Sunday, May 20, 2012

I broke my hand on Thursday. I wish I had a fancy story about fending off bank robbers or protecting children from rabid ogres or something. But, I don't. 


I slipped on our carpeted stairs and fell down them like a two year old. Only I'm not made of rubber anymore like I was when I was 2. And I'm sure I was less graceful and made a lot more noise. 

 It's a bad-ish break that will likely need to be pinned; it means that changing diapers and typing takes longer than usual, and that I can't ride my mountain bike for about 6 weeks. But that's all. 

Last night I had a conversation with my eldest son that went something like this:

"Mom, I'm sorry you broke your hand."
"Thanks, honey. That's a sweet thing to say and makes me feel better. But it could be a lot worse."
"Yeah, like if you fell into an active volcano."


Blink. 


OK. Yes, that probably would be worse. It would be quick and painless, but worse. It wasn't where my mind was going.


I work with people who are in the process of getting diagnosed with cancer. In my job, I help navigate them through the first few appointments after they hear, "we've seen something we want to investigate further." I'm often sitting with them the first time they hear 'the "C" word'. One of my responsibilities is to anticipate what their needs will be and get them matched with a variety of resources. For example, an elderly person who lives alone and depends on a social security check may need help with transportation and affording medication.

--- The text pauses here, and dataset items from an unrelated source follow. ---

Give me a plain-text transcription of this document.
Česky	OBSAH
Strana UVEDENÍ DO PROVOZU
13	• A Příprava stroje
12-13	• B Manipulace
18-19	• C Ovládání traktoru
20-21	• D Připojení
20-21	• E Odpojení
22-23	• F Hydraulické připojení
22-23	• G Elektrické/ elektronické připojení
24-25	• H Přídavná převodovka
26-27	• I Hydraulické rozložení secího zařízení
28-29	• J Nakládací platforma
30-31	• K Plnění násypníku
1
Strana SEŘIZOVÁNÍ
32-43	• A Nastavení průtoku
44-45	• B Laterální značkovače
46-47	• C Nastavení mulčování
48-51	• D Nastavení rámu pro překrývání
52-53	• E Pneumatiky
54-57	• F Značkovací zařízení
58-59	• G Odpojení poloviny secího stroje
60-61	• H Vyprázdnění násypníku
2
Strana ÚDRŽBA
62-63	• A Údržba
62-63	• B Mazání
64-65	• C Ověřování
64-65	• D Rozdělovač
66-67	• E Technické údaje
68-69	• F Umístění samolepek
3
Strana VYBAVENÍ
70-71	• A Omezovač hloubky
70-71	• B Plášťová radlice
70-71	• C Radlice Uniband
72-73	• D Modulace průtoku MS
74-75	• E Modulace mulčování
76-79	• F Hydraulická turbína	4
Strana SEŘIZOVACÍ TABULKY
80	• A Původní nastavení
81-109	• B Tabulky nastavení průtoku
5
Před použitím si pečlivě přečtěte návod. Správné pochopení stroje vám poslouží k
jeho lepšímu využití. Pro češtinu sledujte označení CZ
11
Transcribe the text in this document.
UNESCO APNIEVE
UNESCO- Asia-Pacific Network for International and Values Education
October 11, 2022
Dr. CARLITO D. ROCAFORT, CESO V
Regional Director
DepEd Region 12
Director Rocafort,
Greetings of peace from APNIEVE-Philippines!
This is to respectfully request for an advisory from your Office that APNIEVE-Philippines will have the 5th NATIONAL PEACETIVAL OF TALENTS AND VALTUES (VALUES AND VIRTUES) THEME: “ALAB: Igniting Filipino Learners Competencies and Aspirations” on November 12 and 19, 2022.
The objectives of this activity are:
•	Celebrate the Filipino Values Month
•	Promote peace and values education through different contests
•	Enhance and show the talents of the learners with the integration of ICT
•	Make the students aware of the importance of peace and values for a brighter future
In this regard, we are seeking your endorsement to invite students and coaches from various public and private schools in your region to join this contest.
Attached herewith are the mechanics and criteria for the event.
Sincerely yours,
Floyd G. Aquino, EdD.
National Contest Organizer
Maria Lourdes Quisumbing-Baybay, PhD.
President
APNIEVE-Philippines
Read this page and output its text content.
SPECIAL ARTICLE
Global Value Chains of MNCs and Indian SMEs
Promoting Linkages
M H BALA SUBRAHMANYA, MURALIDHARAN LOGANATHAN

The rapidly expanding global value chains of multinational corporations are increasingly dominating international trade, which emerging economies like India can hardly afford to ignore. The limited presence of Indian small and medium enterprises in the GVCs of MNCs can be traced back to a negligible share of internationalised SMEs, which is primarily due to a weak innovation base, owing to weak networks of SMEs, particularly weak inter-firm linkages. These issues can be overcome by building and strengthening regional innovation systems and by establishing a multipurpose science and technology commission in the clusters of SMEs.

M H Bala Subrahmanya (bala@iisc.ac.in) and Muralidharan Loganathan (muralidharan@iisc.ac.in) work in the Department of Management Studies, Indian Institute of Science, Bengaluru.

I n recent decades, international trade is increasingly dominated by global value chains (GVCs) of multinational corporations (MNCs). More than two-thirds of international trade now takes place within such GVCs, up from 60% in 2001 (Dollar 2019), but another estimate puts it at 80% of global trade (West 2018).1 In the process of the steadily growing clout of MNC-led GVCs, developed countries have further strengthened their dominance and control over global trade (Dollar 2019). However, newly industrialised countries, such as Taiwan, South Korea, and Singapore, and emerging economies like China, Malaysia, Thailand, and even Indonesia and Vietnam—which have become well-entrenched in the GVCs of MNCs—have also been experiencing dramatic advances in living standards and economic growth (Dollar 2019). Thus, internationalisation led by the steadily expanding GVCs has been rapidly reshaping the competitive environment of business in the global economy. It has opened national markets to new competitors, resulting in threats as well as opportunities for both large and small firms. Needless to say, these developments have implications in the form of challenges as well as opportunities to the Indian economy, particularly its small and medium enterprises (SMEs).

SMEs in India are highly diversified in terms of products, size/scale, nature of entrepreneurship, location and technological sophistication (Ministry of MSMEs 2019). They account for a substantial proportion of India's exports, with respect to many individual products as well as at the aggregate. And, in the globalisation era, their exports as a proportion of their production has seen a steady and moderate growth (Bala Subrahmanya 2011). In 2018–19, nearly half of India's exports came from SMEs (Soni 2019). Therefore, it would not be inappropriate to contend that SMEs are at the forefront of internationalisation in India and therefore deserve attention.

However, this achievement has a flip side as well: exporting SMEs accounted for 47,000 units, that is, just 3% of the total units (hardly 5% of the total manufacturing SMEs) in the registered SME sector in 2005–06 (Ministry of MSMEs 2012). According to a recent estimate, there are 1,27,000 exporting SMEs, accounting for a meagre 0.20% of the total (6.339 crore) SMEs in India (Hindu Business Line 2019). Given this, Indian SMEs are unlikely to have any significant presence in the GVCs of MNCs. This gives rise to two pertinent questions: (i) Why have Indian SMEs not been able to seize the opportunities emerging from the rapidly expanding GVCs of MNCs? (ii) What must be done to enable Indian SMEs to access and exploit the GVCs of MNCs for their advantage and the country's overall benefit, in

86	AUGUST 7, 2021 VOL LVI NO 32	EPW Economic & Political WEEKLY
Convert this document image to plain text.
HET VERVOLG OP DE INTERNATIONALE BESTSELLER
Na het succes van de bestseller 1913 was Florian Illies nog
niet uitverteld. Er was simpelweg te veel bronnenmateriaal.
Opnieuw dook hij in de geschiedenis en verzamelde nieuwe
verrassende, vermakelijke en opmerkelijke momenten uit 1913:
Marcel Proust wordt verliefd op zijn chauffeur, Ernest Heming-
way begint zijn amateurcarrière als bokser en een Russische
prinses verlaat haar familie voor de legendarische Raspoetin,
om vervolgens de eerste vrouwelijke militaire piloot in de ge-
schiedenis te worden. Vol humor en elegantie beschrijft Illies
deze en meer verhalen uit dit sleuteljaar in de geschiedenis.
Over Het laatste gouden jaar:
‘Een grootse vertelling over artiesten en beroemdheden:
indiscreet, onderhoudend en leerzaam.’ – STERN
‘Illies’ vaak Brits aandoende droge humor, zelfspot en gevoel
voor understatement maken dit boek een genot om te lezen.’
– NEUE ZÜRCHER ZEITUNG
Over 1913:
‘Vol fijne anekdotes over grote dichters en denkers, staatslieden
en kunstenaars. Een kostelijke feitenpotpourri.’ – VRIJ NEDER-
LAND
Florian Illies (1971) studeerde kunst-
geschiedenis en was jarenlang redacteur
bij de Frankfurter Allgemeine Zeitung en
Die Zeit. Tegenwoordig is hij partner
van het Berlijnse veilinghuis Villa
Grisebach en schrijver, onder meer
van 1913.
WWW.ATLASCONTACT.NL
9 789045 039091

This week, I met with a family. Three lovely young children he stays home with while she works full time. His malignancy is not only very unusual but also in an incredibly difficult place to access surgically. He is one of the very rare people I see who probably will have to travel outside of the state for his treatment. So on top of the complex logistics of arranging urgent consultations with out-of-state experts, I'm thinking about childcare arrangements, her job, the healthcare benefits she carries for the family (and the out-of-network coverage I will be attempting to mediate), travel costs, lodging arrangements and costs--and all while they really just want to be together and maintain a level of normalcy with the kids for as long as he has. 


Even I'm overwhelmed. There is an ache for people like that I can't even describe because it's so spiritually visceral. Some people call it 'survivor's guilt', but it's even more profound than that.


So, a hand is nothing. Even if it doesn't heal exactly right. In the meantime I'll wear the discomfort and inconvenience as a reminder of how much I have to be thankful for, and pray that his & his family's needs are met in glorious ways, miraculous ways. 


And I'll avoid any and all active volcanoes.